In recent weeks Baltimore has received more than $37 million in federal stimulus disbursements to stabilize neighborhoods, assist residents with energy costs and improvements all while rebuilding the local economy during the prolonged recession.
The U.S. Housing and Urban Development’s Neighborhood Stabilization Program (NSP) awarded the Healthy Neighborhoods Consortium $26,092,880 and $5,289,216 to Chicanos Por La Causa Inc. on behalf of locally based Mi Casa Inc. The two agencies were the only recipients of funding in Maryland. There were 482 applicants, requesting over $15 billion in support.

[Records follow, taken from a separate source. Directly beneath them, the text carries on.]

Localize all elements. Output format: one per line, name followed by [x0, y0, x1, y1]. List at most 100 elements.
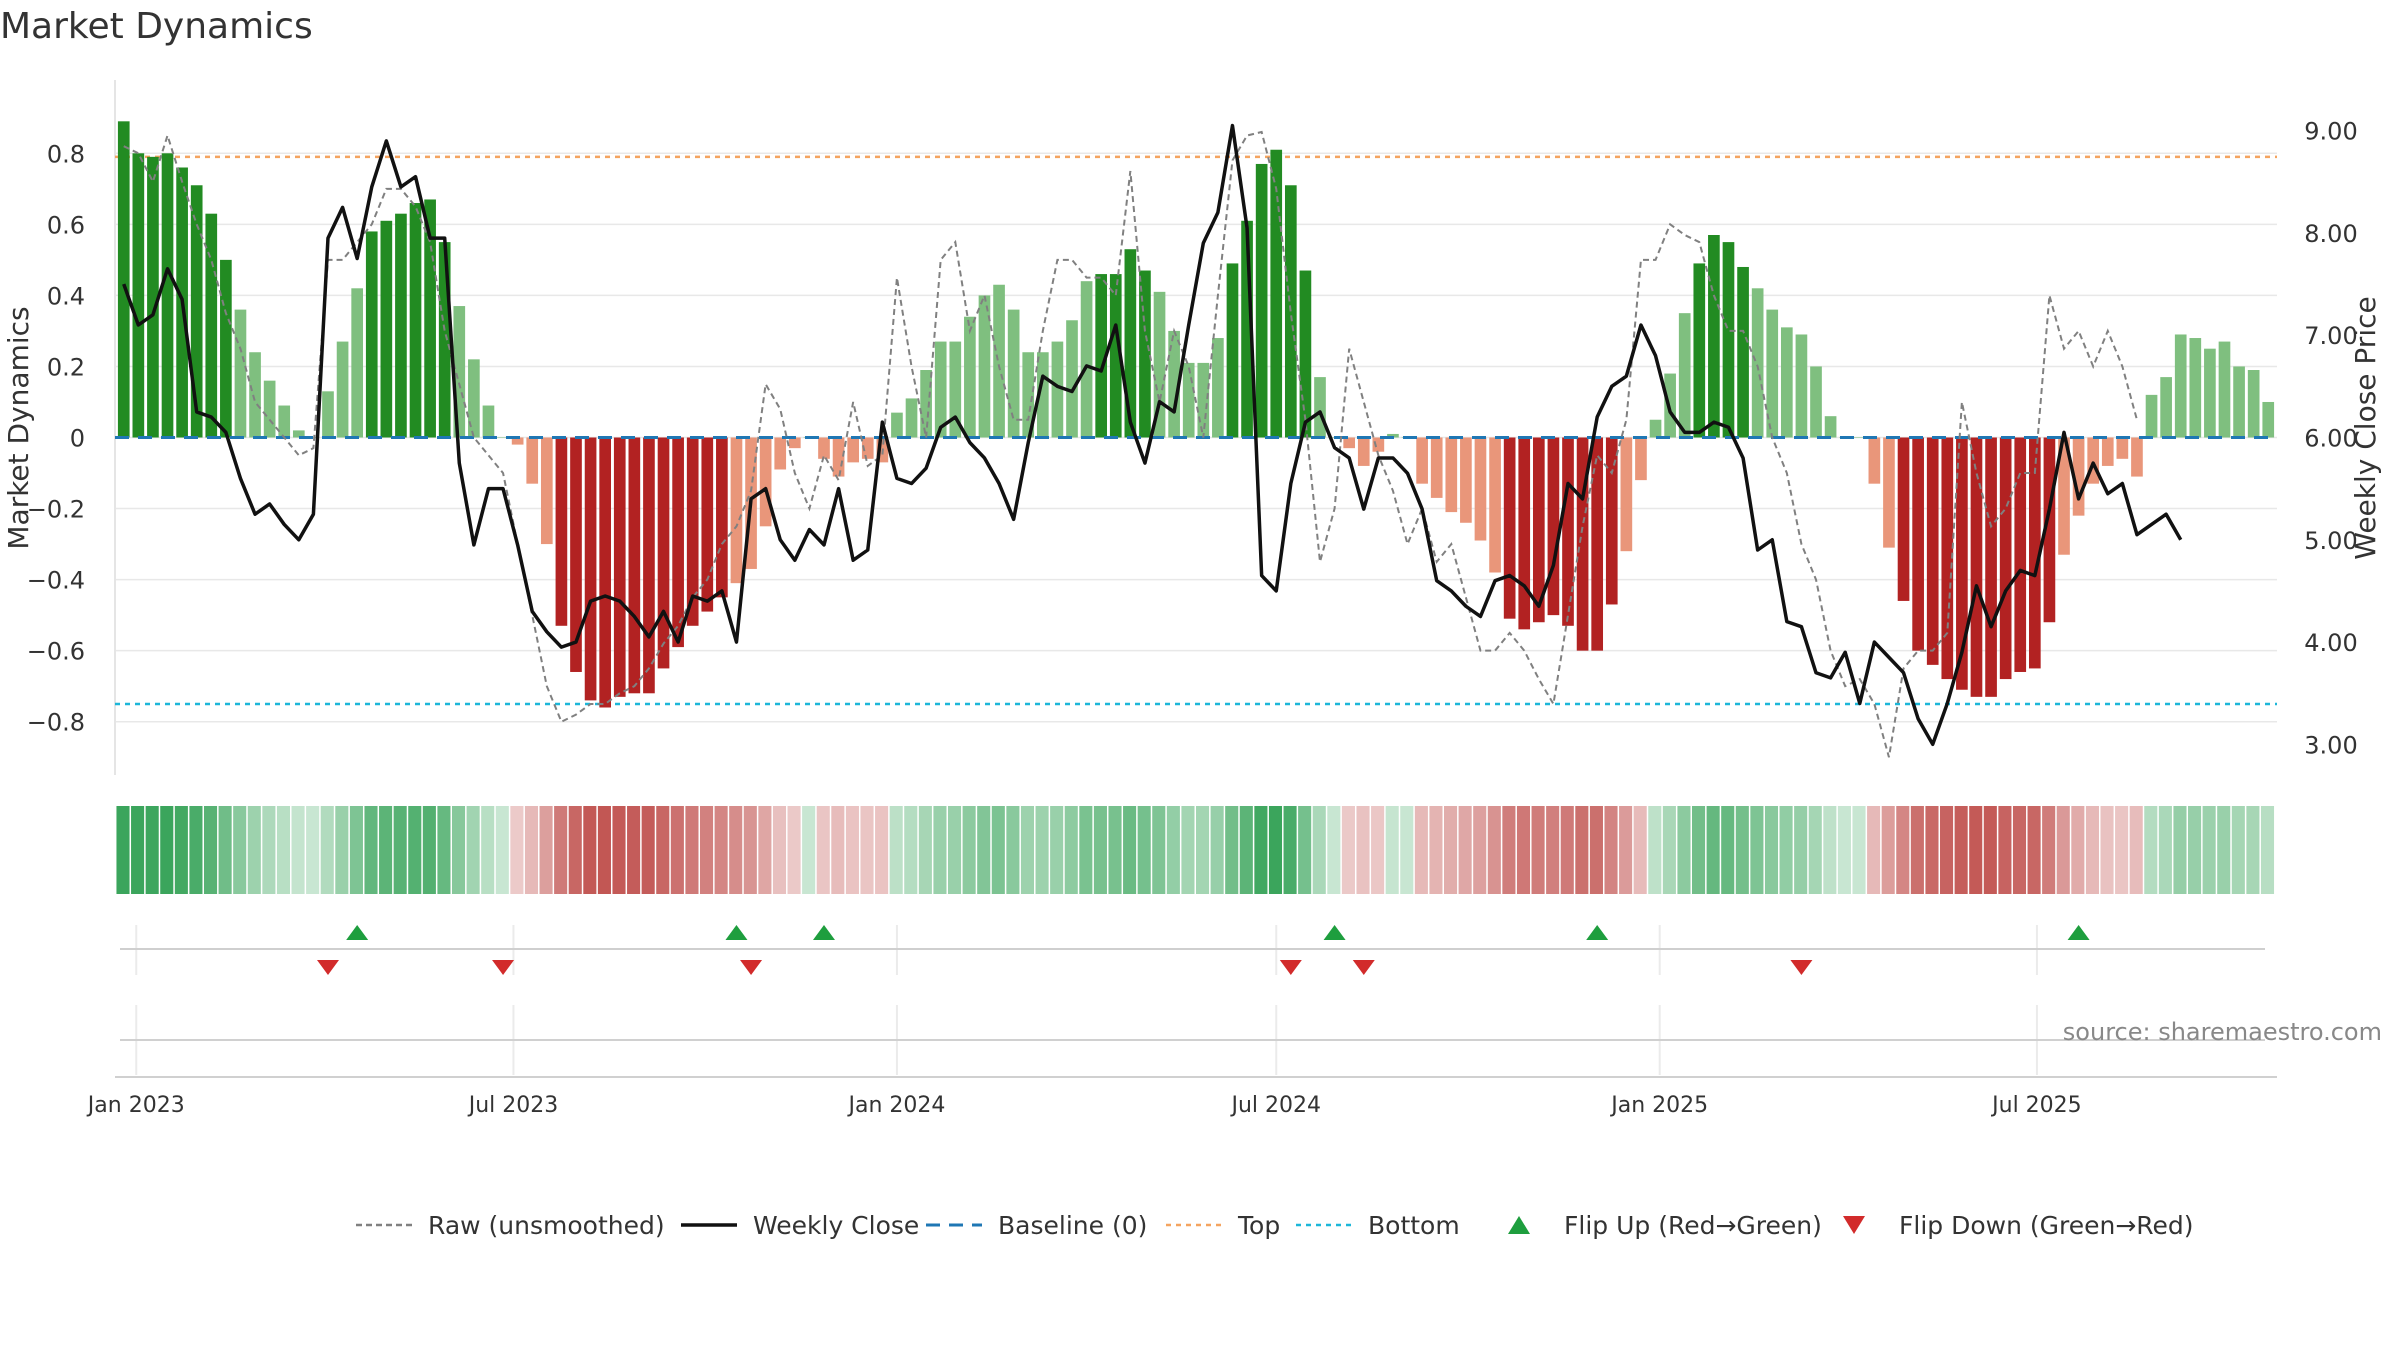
dynamics-bar: [1124, 249, 1137, 438]
heat-strip-cell: [729, 806, 743, 894]
date-axis-panel: Jan 2023 Jul 2023 Jan 2024 Jul 2024 Jan 2025…: [86, 1005, 2277, 1118]
dynamics-bar: [1153, 291, 1166, 438]
heat-strip-cell: [772, 806, 787, 894]
flip-down-marker: [1279, 960, 1302, 975]
heat-strip-cell: [335, 806, 349, 894]
dynamics-bar: [1635, 437, 1647, 481]
dynamics-bar: [278, 405, 291, 438]
heat-strip-cell: [1108, 806, 1122, 894]
heat-strip-cell: [1093, 806, 1107, 894]
heat-strip-cell: [1837, 806, 1851, 894]
dynamics-bar: [2014, 437, 2027, 672]
heat-strip-cell: [699, 806, 714, 894]
y-left-tick-label: −0.4: [27, 567, 85, 595]
dynamics-bar: [1489, 437, 1501, 573]
dynamics-bar: [613, 437, 626, 697]
dynamics-bar: [1007, 309, 1020, 438]
dynamics-bar: [2072, 437, 2085, 516]
heat-strip-cell: [1079, 806, 1093, 894]
dynamics-bar: [1970, 437, 1983, 697]
legend-label: Weekly Close: [753, 1211, 919, 1240]
dynamics-bar: [672, 437, 684, 648]
heat-strip-cell: [1735, 806, 1749, 894]
heat-strip-cell: [1020, 806, 1035, 894]
heat-strip-cell: [554, 806, 568, 894]
heat-strip-cell: [437, 806, 451, 894]
heat-strip-cell: [889, 806, 903, 894]
heat-strip-cell: [2042, 806, 2056, 894]
dynamics-bar: [1299, 270, 1312, 438]
heat-strip-cell: [1808, 806, 1822, 894]
heat-strip-cell: [1589, 806, 1603, 894]
heat-strip-cell: [1998, 806, 2012, 894]
heat-strip-cell: [656, 806, 670, 894]
x-tick-label: Jul 2025: [1990, 1093, 2082, 1118]
heat-strip-cell: [233, 806, 247, 894]
dynamics-bar: [1708, 235, 1720, 438]
heat-strip-cell: [831, 806, 845, 894]
dynamics-bar: [1941, 437, 1954, 680]
dynamics-bar: [2218, 341, 2231, 438]
dynamics-bar: [1255, 163, 1268, 438]
heat-strip-cell: [2071, 806, 2085, 894]
dynamics-bar: [322, 391, 334, 438]
heat-strip-cell: [160, 806, 174, 894]
dynamics-bar: [1985, 437, 1997, 697]
dynamics-bar: [132, 153, 145, 438]
y-right-tick-label: 4.00: [2304, 629, 2357, 657]
heat-strip-cell: [627, 806, 641, 894]
dynamics-bar: [1197, 362, 1210, 438]
heat-strip-cell: [481, 806, 495, 894]
dynamics-bar: [1912, 437, 1924, 651]
dynamics-bar: [2174, 334, 2187, 438]
heat-strip-cell: [451, 806, 466, 894]
heat-strip-cell: [524, 806, 539, 894]
heat-strip-cell: [1516, 806, 1531, 894]
dynamics-bar: [1357, 437, 1370, 466]
legend-item-flip-up: Flip Up (Red→Green): [1508, 1211, 1822, 1240]
y-right-tick-label: 8.00: [2304, 220, 2357, 248]
dynamics-bar: [1212, 338, 1224, 438]
heat-strip-cell: [291, 806, 305, 894]
dynamics-bar: [1503, 437, 1516, 619]
dynamics-bar: [716, 437, 728, 598]
dynamics-bar: [1460, 437, 1472, 523]
dynamics-bar: [2058, 437, 2070, 555]
dynamics-bar: [2160, 377, 2172, 438]
heat-strip-cell: [2246, 806, 2260, 894]
dynamics-bar: [964, 316, 976, 438]
dynamics-bar: [1649, 419, 1662, 438]
legend-label: Raw (unsmoothed): [428, 1211, 665, 1240]
x-tick-label: Jul 2023: [467, 1093, 559, 1118]
heat-strip-cell: [1604, 806, 1618, 894]
heat-strip-cell: [1794, 806, 1808, 894]
dynamics-bar: [1576, 437, 1589, 651]
heat-strip-cell: [1925, 806, 1939, 894]
heat-strip-cell: [1458, 806, 1472, 894]
heat-strip-cell: [466, 806, 480, 894]
dynamics-bar: [1999, 437, 2012, 680]
heat-strip-cell: [1064, 806, 1078, 894]
dynamics-bar: [1430, 437, 1443, 498]
heat-strip-cell: [1940, 806, 1954, 894]
legend-label: Flip Up (Red→Green): [1564, 1211, 1822, 1240]
dynamics-bar: [643, 437, 655, 694]
heat-strip-cell: [2115, 806, 2129, 894]
heat-strip-cell: [1983, 806, 1997, 894]
heat-strip-cell: [1575, 806, 1589, 894]
dynamics-bar: [2043, 437, 2056, 623]
heat-strip-cell: [758, 806, 772, 894]
heat-strip-cell: [568, 806, 582, 894]
dynamics-bar: [657, 437, 670, 669]
dynamics-bar: [1051, 341, 1064, 438]
dynamics-bar: [453, 306, 466, 438]
dynamics-bar: [351, 288, 364, 438]
dynamics-bar: [190, 185, 203, 438]
heat-strip-cell: [845, 806, 859, 894]
heat-strip-cell: [1648, 806, 1662, 894]
dynamics-bar: [1605, 437, 1618, 605]
dynamics-bar: [847, 437, 860, 463]
dynamics-bar: [1780, 327, 1793, 438]
heat-strip-cell: [962, 806, 976, 894]
flip-down-marker: [740, 960, 763, 975]
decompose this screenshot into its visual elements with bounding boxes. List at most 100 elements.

Funded through the American Recovery and Reinvestment Act (ARRA), the grants were awarded competitively to applicants who developed the most innovative ideas to rebuild local communities by purchasing vacant, foreclosed properties and putting them back into productive use, while demonstrating that they have the capacity to be responsible stewards of taxpayer dollars.
“It is extraordinary that two NSP applications from Baltimore received awards,” said Housing Commissioner Paul T. Graziano. “We have wonderful neighborhoods that were turning around and poised for continued long term investment before the foreclosure crisis. This support will ensure that those investments will not be in vain.”
The proposed neighborhoods in Baltimore where work will be focused are: Belair-Edison, Better Waverly, Coldstream Homestead Montebello, Reservoir Hill, Patterson Park/McElderry Park, Barclay/Old Goucher, Johnston Square and Ednor Gardens. The federal government appropriated $2 billion in NSP funds on an emergency basis to mitigate the impacts of foreclosures and abandonment on communities around the country.
The award also requires housing counseling for families receiving homebuyer assistance funds. In addition, it will protect homebuyers by requiring grantees to ensure that new homebuyers under the program obtain a mortgage from a lender who agrees to comply with sound lending practices.
In July, the Healthy Neighborhoods Consortium, which includes Healthy Neighborhoods Inc., Baltimore City Department of Housing and Community Development, Chesapeake Habitat for Humanity, Druid Heights Community Development Corporation, St. Ambrose Housing Aid Center and Telesis Baltimore Corporation, submitted an application for the funds. Mi Casa Inc. participated in a national consortium of non-profit organizations, led by Chicanos Por La Causa.
President Barack Obama signed the Recovery Act into law last Feb. 17 as the country faced the greatest economic crisis since the Great Depression. The $787 billion Recovery Act program has already provided nearly $100 billion in tax relief for families and businesses, helped fill critical budget gaps for hard-hit state and local governments and jump-started tens of thousands of projects that are laying a new foundation for long-term economic growth.
Energy package seeks to cuts cost, create jobs
Citizens and energy advocates were on hand for the announcement that Baltimore is also receiving a $6.37 million energy stimulus package from the U.S. Department of Energy.
One million dollars of the funding will be allocated to begin a Community Energy Grant Program. The program will enable community organizations and non-profits like “A Step Forward,” an energy efficient transitional housing unit in west Baltimore, to perform cost-saving energy improvements in neighborhood buildings and facilities. Applications for the program will become available this spring.
“With the new stimulus funds we have received, the city will be able to advance further towards becoming a cleaner, greener and sustainable city,” said Mayor Sheila Dixon.
The stimulus funds will be used in 18 program activities ranging from community projects and renewable energy to new energy financing structures. More than 30 percent of the funding will be put to use in the community, for the creation of new initiatives and to fill funding gaps or shortfalls in existing energy programs. Funds will be used to supplement the Baltimore Neighborhood Energy Challenge, a program that helps households reduce energy use.
A new Baltimore Commercial Energy Challenge will be implemented for greener and more energy efficient buildings. A youth energy conservation component will be added to the existing summer YouthWorks program. Plans also include installation of city building retrofits for utility cost savings.
The city’s energy division estimates that once fully implemented, 500 jobs will have been created or retained by the stimulus package.